L’ingénierie sociale se fonde sur une supercherie tendant à faire croire à certaines personnes la véracité d’informations fantaisistes. Ainsi, parmi les supercheries tendant à faire croire des informations fantaisistes, la plus familière aux internautes est celle de l’annonce de l’existence d’un virus imaginaire voyageant par mail. Elle incite le possesseur d’un PC à vérifier l’existence puis à éliminer, toutes affaires cessantes, un code spécifique de l’ordinateur. Malheur à celui qui se laisse impressionner sans prendre de précautions par cette fausse alerte à la bombe logicielle. Le voilà désormais possesseur d’un PC inutilisable.
Dans le même ordre d’idées l’utilisation de la générosité, de la crainte, de l’appât du gain mais aussi des paranoïas collectives est un classique du genre car la subtilité de l’ingénierie sociale consiste à faire en sorte que les cibles visées se persuadent de la véracité des informations qui leurs sont envoyés, le plus souvent de façon anonyme et informelle.

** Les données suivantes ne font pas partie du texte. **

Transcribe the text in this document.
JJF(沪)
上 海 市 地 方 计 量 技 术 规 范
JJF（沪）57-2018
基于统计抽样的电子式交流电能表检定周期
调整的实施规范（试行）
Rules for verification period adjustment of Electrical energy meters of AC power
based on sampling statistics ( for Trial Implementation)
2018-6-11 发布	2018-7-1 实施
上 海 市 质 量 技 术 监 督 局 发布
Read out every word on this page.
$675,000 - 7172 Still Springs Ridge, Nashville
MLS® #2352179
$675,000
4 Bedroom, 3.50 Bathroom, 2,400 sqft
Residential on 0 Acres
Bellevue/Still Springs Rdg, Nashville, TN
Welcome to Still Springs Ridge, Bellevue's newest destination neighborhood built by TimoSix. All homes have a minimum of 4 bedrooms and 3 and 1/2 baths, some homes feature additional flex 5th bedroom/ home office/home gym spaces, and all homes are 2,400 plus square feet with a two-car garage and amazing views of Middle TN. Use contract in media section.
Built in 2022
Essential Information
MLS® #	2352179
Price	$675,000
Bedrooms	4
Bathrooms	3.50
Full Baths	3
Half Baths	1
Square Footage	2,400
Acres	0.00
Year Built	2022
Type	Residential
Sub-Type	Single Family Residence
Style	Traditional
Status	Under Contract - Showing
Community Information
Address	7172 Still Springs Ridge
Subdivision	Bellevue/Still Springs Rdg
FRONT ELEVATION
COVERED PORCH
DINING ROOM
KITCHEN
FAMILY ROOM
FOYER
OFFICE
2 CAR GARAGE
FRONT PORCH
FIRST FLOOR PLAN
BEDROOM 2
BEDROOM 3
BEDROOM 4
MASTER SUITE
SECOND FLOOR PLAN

C’est là une des thèses que développe un collectif d’auteurs français* décrivant les caractéristiques des guerres du cognitif qui opposent des capacités à connaître, produire ou déjouer des connaissances, en dénonçant nos carences en matière de guerre dans le domaine du contenu. Une carence soulignée dans un récent rapport qui dénonce le déficit d’une pensée stratégique moderne qui ne devrait pas être uniquement basée sur des prouesses technologiques.
Denis Ettighoffer
* « La guerre cognitive, L’arme de la connaissance », sous la direction de Christian Harbulot et Didier Lucas.